I hope this letter finds you well.

Your little sister recently baked her first cake.  It was a birthday cake for you.

She used one pound of flour. Half a pound of lump sugar.  Half a pound of currants, one gill of milk, four ounces of butter, one teaspoonful of carbonate soda, one egg.

She rubbed the butter into the flour. Then she added the milk and egg together. She put currants into the flour and mixed them before she added the milk. She mixed everything together and baked it at once in a moderate oven   for about thirty minutes.

The little drawing on this page  is of your birthday  cake . I know that the drawing is quite small but  your little brother likes miniatures.
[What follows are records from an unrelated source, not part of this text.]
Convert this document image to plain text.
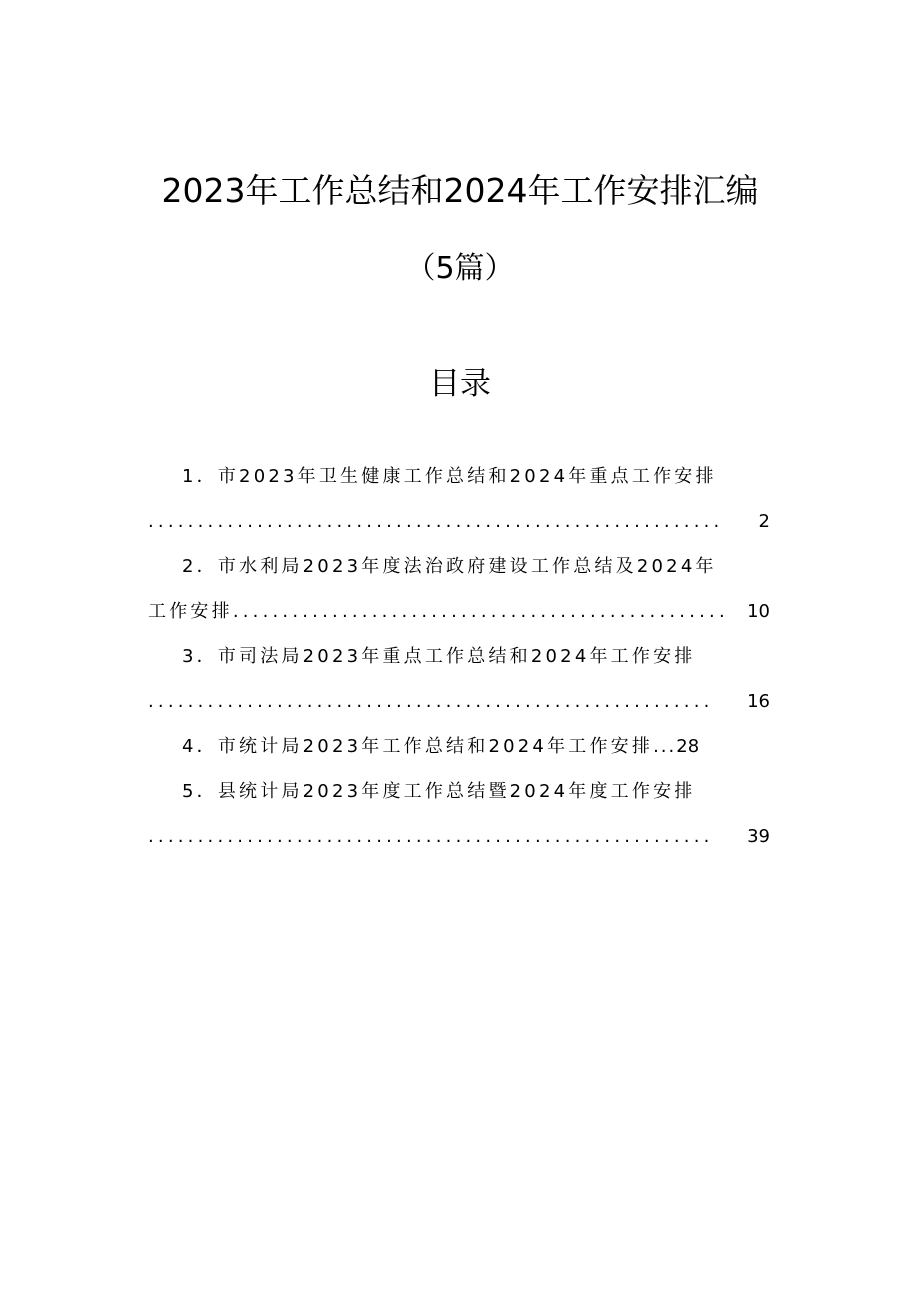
2023年工作总结和2024年工作安排汇编
（5篇）
目录
1．市2023年卫生健康工作总结和2024年重点工作安排
..........................................................	2
2．市水利局2023年度法治政府建设工作总结及2024年
工作安排 ..................................................	10
3．市司法局2023年重点工作总结和2024年工作安排
.........................................................	16
4．市统计局2023年工作总结和2024年工作安排 ... 28
5．县统计局2023年度工作总结暨2024年度工作安排
.........................................................	39
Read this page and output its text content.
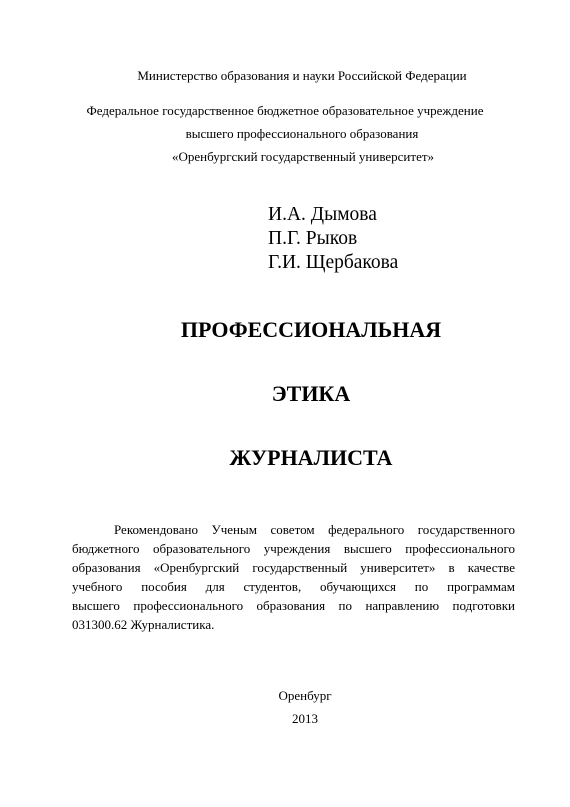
Министерство образования и науки Российской Федерации
Федеральное государственное бюджетное образовательное учреждение
высшего профессионального образования
«Оренбургский государственный университет»
И.А. Дымова
П.Г. Рыков
Г.И. Щербакова
ПРОФЕССИОНАЛЬНАЯ
ЭТИКА
ЖУРНАЛИСТА
Рекомендовано Ученым советом федерального государственного
бюджетного образовательного учреждения высшего профессионального
образования «Оренбургский государственный университет» в качестве
учебного пособия для студентов, обучающихся по программам
высшего профессионального образования по направлению подготовки
031300.62 Журналистика.
Оренбург
2013
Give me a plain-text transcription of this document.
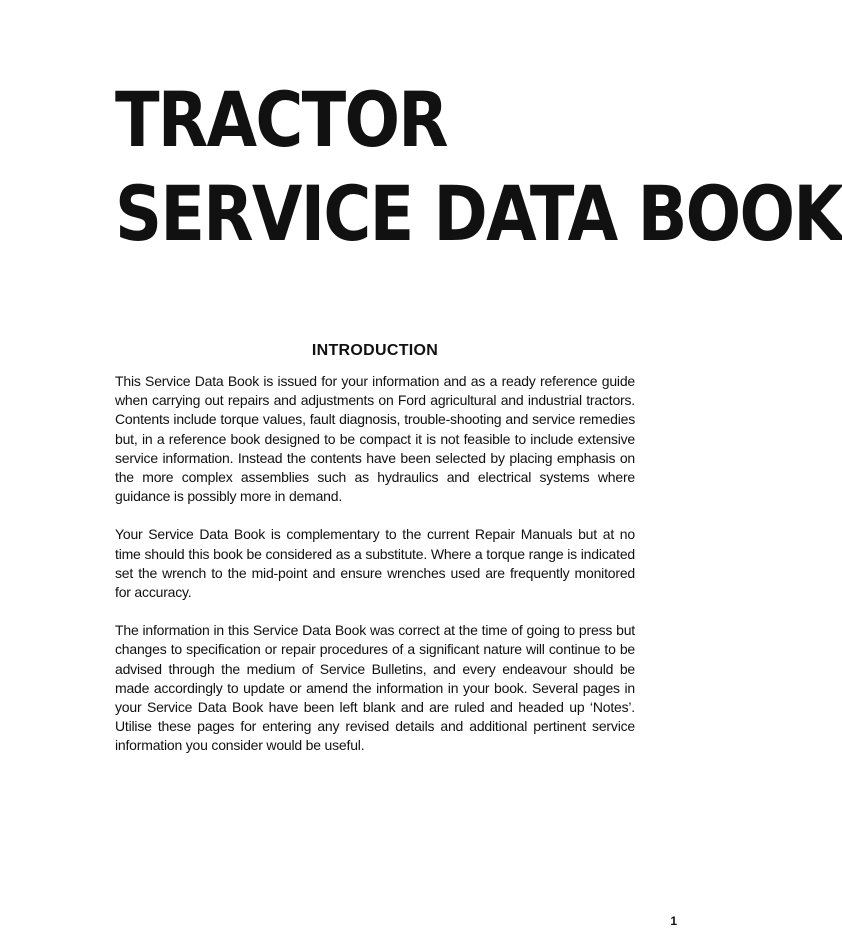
TRACTOR
SERVICE DATA BOOK
INTRODUCTION

This Service Data Book is issued for your information and as a ready reference guide when carrying out repairs and adjustments on Ford agricultural and industrial tractors. Contents include torque values, fault diagnosis, trouble-shooting and service remedies but, in a reference book designed to be compact it is not feasible to include extensive service information. Instead the contents have been selected by placing emphasis on the more complex assemblies such as hydraulics and electrical systems where guidance is possibly more in demand.

Your Service Data Book is complementary to the current Repair Manuals but at no time should this book be considered as a substitute. Where a torque range is indicated set the wrench to the mid-point and ensure wrenches used are frequently monitored for accuracy.

The information in this Service Data Book was correct at the time of going to press but changes to specification or repair procedures of a significant nature will continue to be advised through the medium of Service Bulletins, and every endeavour should be made accordingly to update or amend the information in your book. Several pages in your Service Data Book have been left blank and are ruled and headed up ‘Notes’. Utilise these pages for entering any revised details and additional pertinent service information you consider would be useful.

1
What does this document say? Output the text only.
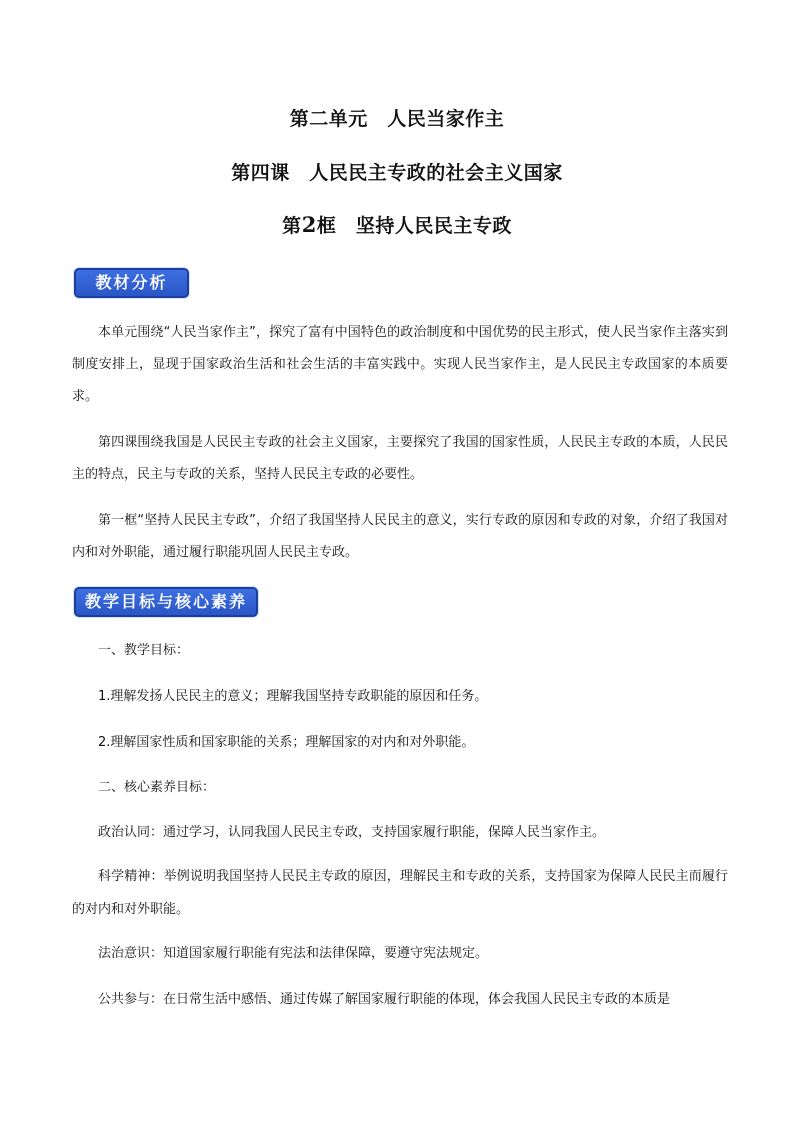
第二单元　人民当家作主
第四课　人民民主专政的社会主义国家
第2框　坚持人民民主专政
教材分析

本单元围绕“人民当家作主”，探究了富有中国特色的政治制度和中国优势的民主形式，使人民当家作主落实到制度安排上，显现于国家政治生活和社会生活的丰富实践中。实现人民当家作主，是人民民主专政国家的本质要求。

第四课围绕我国是人民民主专政的社会主义国家，主要探究了我国的国家性质，人民民主专政的本质，人民民主的特点，民主与专政的关系，坚持人民民主专政的必要性。

第一框“坚持人民民主专政”，介绍了我国坚持人民民主的意义，实行专政的原因和专政的对象，介绍了我国对内和对外职能，通过履行职能巩固人民民主专政。

教学目标与核心素养

一、教学目标：

1.理解发扬人民民主的意义；理解我国坚持专政职能的原因和任务。

2.理解国家性质和国家职能的关系；理解国家的对内和对外职能。

二、核心素养目标：

政治认同：通过学习，认同我国人民民主专政，支持国家履行职能，保障人民当家作主。

科学精神：举例说明我国坚持人民民主专政的原因，理解民主和专政的关系，支持国家为保障人民民主而履行的对内和对外职能。

法治意识：知道国家履行职能有宪法和法律保障，要遵守宪法规定。

公共参与：在日常生活中感悟、通过传媒了解国家履行职能的体现，体会我国人民民主专政的本质是
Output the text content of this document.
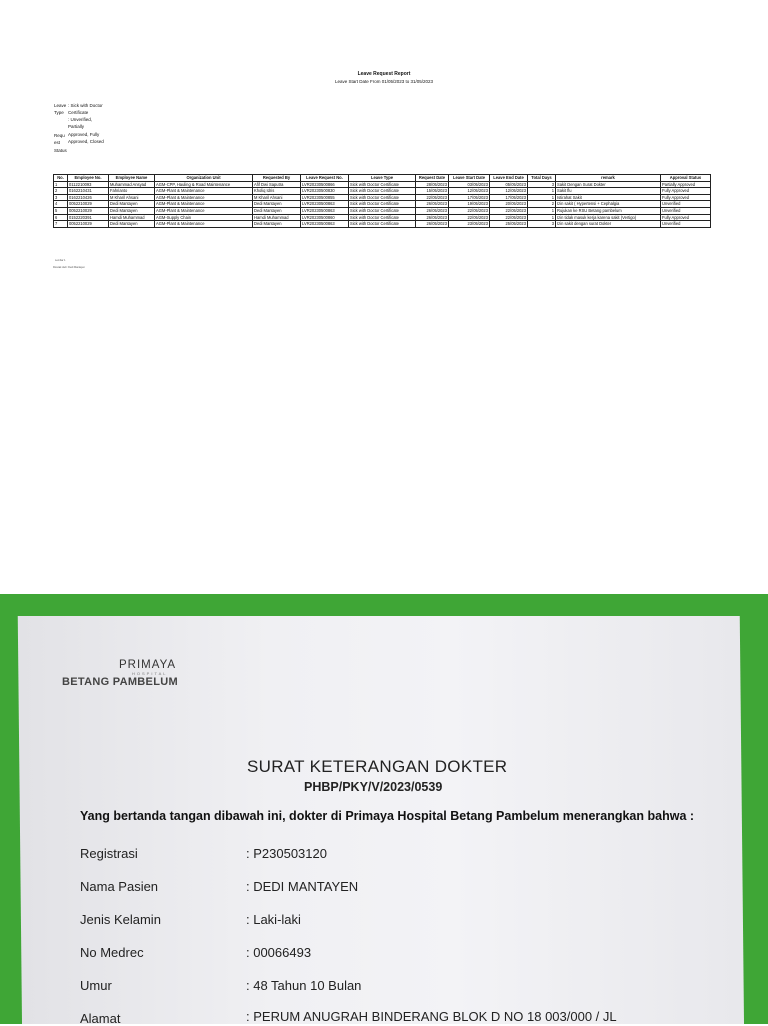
Leave Request Report
Leave Start Date From 01/05/2023 to 31/05/2023
Leave Type
: Sick with Doctor Certificate
Request Status
: Unverified, Partially Approved, Fully Approved, Closed
No.	Employee No.	Employee Name	Organization Unit	Requested By	Leave Request No.	Leave Type	Request Date	Leave Start Date	Leave End Date	Total Days	remark	Approval Status
1	0112210093	Muhammad Ansyad	AGM-CPP, Hauling & Road Maintenance	Afif Dwi Saputra	LVR20230500866	Sick with Doctor Certificate	28/05/2023	03/05/2023	05/05/2023	3	Sakit Dengan Surat Dokter	Partially Approved
2	0162210431	Fahrianto	AGM-Plant & Maintenance	Kholiq Idris	LVR20230500830	Sick with Doctor Certificate	15/05/2023	12/05/2023	12/05/2023	1	Sakit flu	Fully Approved
3	0162210426	M Kharil Ahsani	AGM-Plant & Maintenance	M Kharil Ahsani	LVR20230500855	Sick with Doctor Certificate	22/05/2023	17/05/2023	17/05/2023	1	Istirahat Sakit	Fully Approved
4	0052210029	Dedi Mantayen	AGM-Plant & Maintenance	Dedi Mantayen	LVR20230500863	Sick with Doctor Certificate	26/05/2023	19/05/2023	20/05/2023	2	Izin sakit ( Hypertensi + Cephalgia	Unverified
5	0052210029	Dedi Mantayen	AGM-Plant & Maintenance	Dedi Mantayen	LVR20230500863	Sick with Doctor Certificate	26/05/2023	22/05/2023	22/05/2023	1	Rujukan ke RSU Betang pambelum	Unverified
6	0152220391	Hamdi Muhammad	AGM-Supply Chain	Hamdi Muhammad	LVR20230500860	Sick with Doctor Certificate	26/05/2023	22/05/2023	22/05/2023	1	Izin tidak masuk kerja karena sakit (Vertigo)	Fully Approved
7	0052210029	Dedi Mantayen	AGM-Plant & Maintenance	Dedi Mantayen	LVR20230500863	Sick with Doctor Certificate	26/05/2023	23/05/2023	25/05/2023	3	Izin sakit dengan surat Dokter	Unverified
Lembar 1
Dicetak oleh: Dedi Mantayen
PRIMAYA
HOSPITAL
BETANG PAMBELUM
SURAT KETERANGAN DOKTER
PHBP/PKY/V/2023/0539
Yang bertanda tangan dibawah ini, dokter di Primaya Hospital Betang Pambelum menerangkan bahwa :
Registrasi	: P230503120
Nama Pasien	: DEDI MANTAYEN
Jenis Kelamin	: Laki-laki
No Medrec	: 00066493
Umur	: 48 Tahun 10 Bulan
Alamat	: PERUM ANUGRAH BINDERANG BLOK D NO 18 003/000 / JL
Below it is your second gift: a line from your favourite book:  “Lord Greystoke, …Why he was sent, is, however, of little moment …”

It is very amusing  to see all of the old men here bent down working the land. They complain and complain. But they do the work and work well.

The Finty boy has joined up. He’s not old enough, but he’s very keen. He wants to do his bit and also have a great adventure , like you are having.

Your friend Grace   is studying to become a nurse with hopes to be sent to the front.  If so, I’m sure that you will see one another there. She has become very pretty with a fine singing voice. She is a stalwart of the choir.

I  hope that the socks I knitted are warm. A soldier  must always keep his feet dry, I am told.

The harvest will be fine.  Your father and I are  very busy .   This is my   second year and I have become very good with a plough and a horse!

Lord Kitchener’s posters are everywhere. I walk past them very quickly. I have a great deal of work to do and must get on.

Well, goodbye for now. Don’t forget to share your cake with the other lads!

Don’t forget  your socks, and  don’t forget your prayers!

I see you   most clearly when I pray.